Team Members: Megan Jennings (SDSU), Doug Stow (SDSU), Amber Pairis (CSA), Matthew Twyman (SDSU), Krista West (SDSU), Diane Foote (SDSU), Althea Walker (CSA), Mary Jane Andreas (CSA)
Executive Summary: Wildfire and climate change present significant challenges for Indigenous communities. Ongoing and projected increases in the frequency and severity of extreme events brings new stressors that compound existing threats. These threats are further exacerbated by socio-economic conditions and a historical legacy of colonization and racism that has imposed limitations on Indigenous communities’ capacity to respond or adapt and suppressed traditional fire knowledge. Despite this, Indigenous peoples have remained resilient in the face of ongoing challenges throughout time. These Indigenous communities are now leading efforts to bring traditional fire and stewardship through cultural burning back to the land, supporting and leading prescribed fire management, and advancing a model for co-management of ancestral homelands that are managed by non-tribal entities.
The Spatial Decision Support for Fire Management in Indigenous Cultural and Stewardship Practices project has been designed to provide support to Indigenous communities through the integration of data on fire potential, community vulnerability, shifting fire regimes, and landscape condition to complement Traditional Ecological Knowledge (TEK). This collaborative research partnership with Indigenous communities leverages data and deliverables from previous and ongoing work on climate-readiness, adaptation, and climate resilience initiatives in southern California. The objectives of the project are to:
• Conduct a region-wide assessment of community vulnerability to wildfire in southern California integrating socioeconomic data, environmental health information, and metrics of fire danger and risk;
• Develop a spatial decision support tool that serves southern California’s Indigenous communities that integrates community vulnerability, fire danger, and risk with Tribal cultural practices and priorities;
• Support Indigenous communities by expanding a capacity-building training program integrating western science and Indigenous knowledges of fire and fuels management and application of spatial tools in decision making; and
• Provide input and perspectives from Indigenous communities in southern California to NASA to identify important steps to cultivate authentic collaborations with Tribal communities.
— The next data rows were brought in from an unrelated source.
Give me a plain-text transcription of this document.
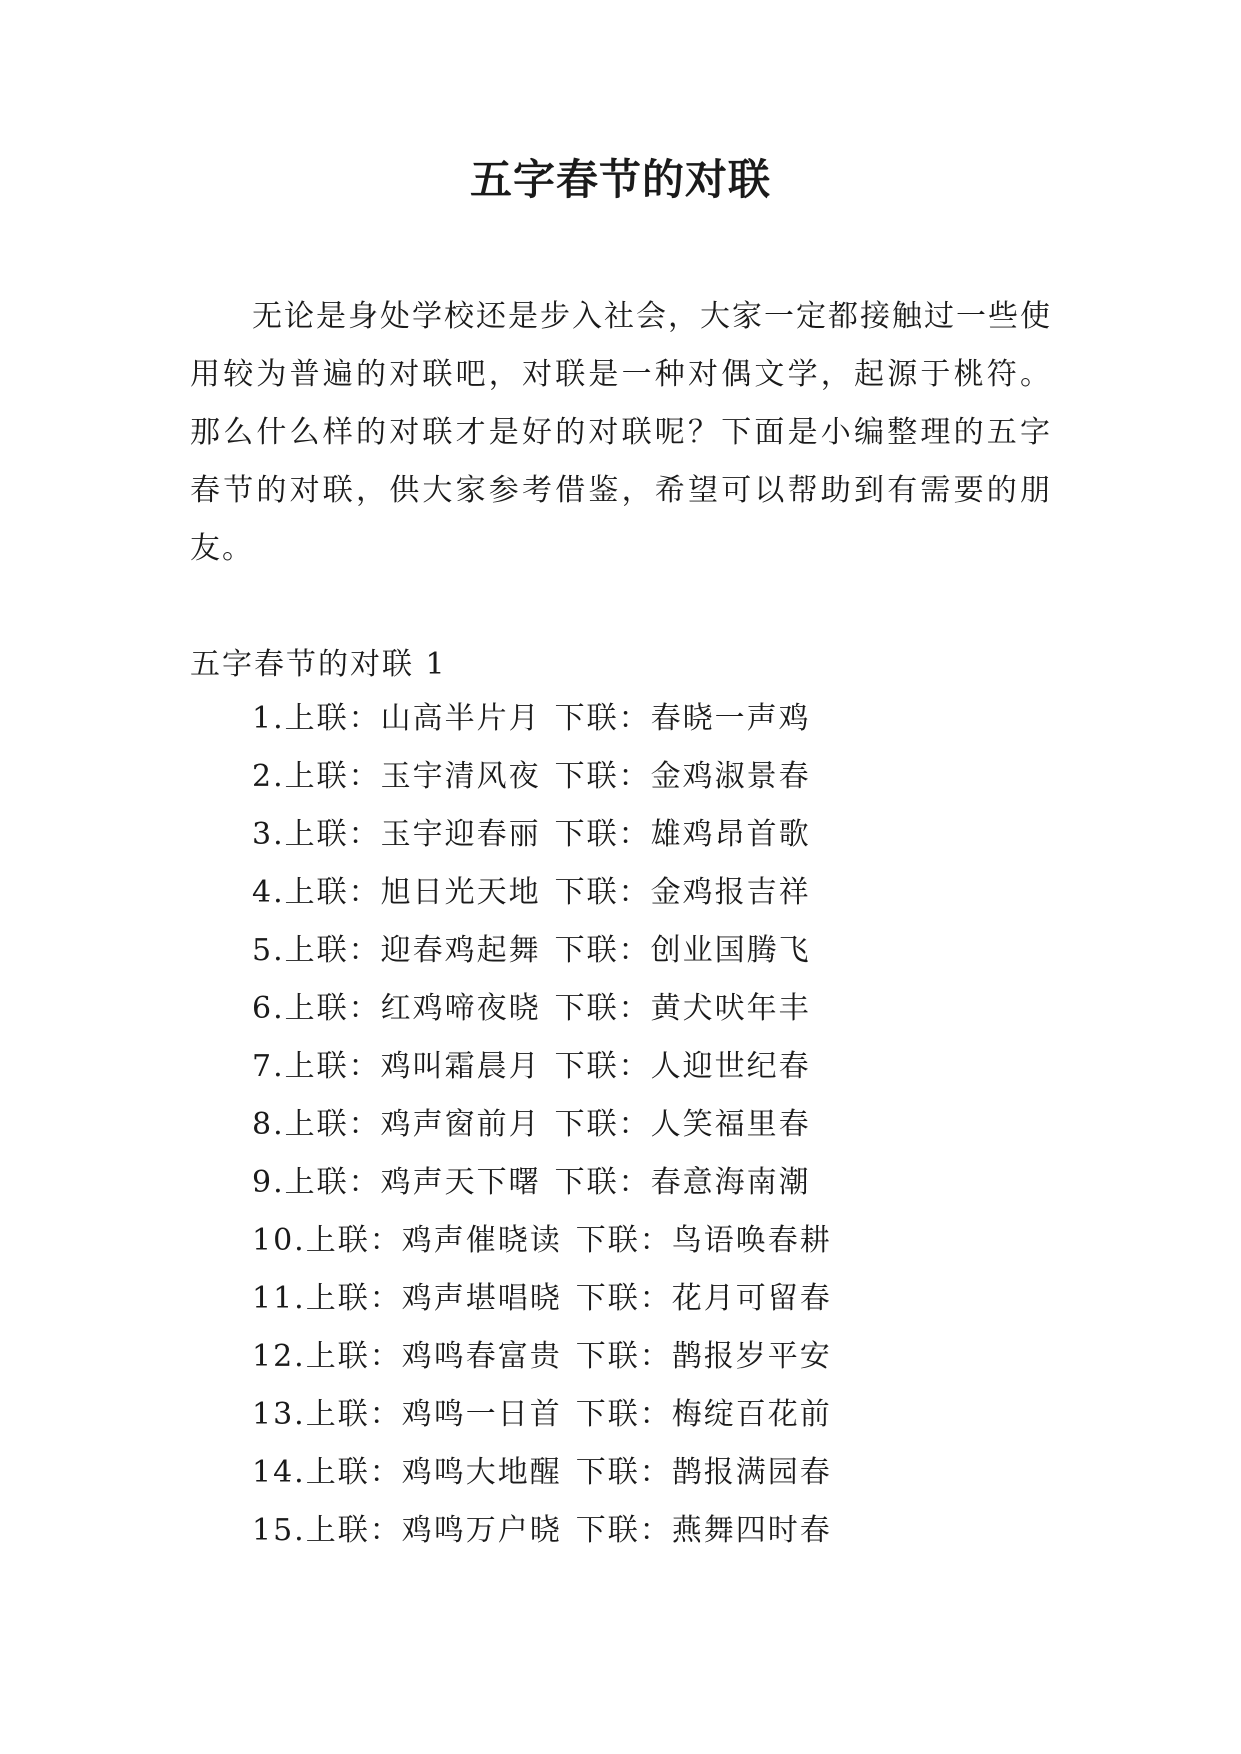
五字春节的对联

无论是身处学校还是步入社会，大家一定都接触过一些使用较为普遍的对联吧，对联是一种对偶文学，起源于桃符。那么什么样的对联才是好的对联呢？下面是小编整理的五字春节的对联，供大家参考借鉴，希望可以帮助到有需要的朋友。

五字春节的对联 1
1.上联：山高半片月 下联：春晓一声鸡
2.上联：玉宇清风夜 下联：金鸡淑景春
3.上联：玉宇迎春丽 下联：雄鸡昂首歌
4.上联：旭日光天地 下联：金鸡报吉祥
5.上联：迎春鸡起舞 下联：创业国腾飞
6.上联：红鸡啼夜晓 下联：黄犬吠年丰
7.上联：鸡叫霜晨月 下联：人迎世纪春
8.上联：鸡声窗前月 下联：人笑福里春
9.上联：鸡声天下曙 下联：春意海南潮
10.上联：鸡声催晓读 下联：鸟语唤春耕
11.上联：鸡声堪唱晓 下联：花月可留春
12.上联：鸡鸣春富贵 下联：鹊报岁平安
13.上联：鸡鸣一日首 下联：梅绽百花前
14.上联：鸡鸣大地醒 下联：鹊报满园春
15.上联：鸡鸣万户晓 下联：燕舞四时春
The project is guided by the Climate Science Alliance’s Tribal Working Group and was designed based on the group’s research priorities. In addition, we are engaging a team of core Tribal Advisors who are active in data and tool development as well as fire and fuels planning. Together, our team is working to produce maps of regional wildfire vulnerability, trends in fuel properties, and the integration of fire metrics with socioeconomic and cultural data in an actionable spatial decision support system developed by and for Tribal partners.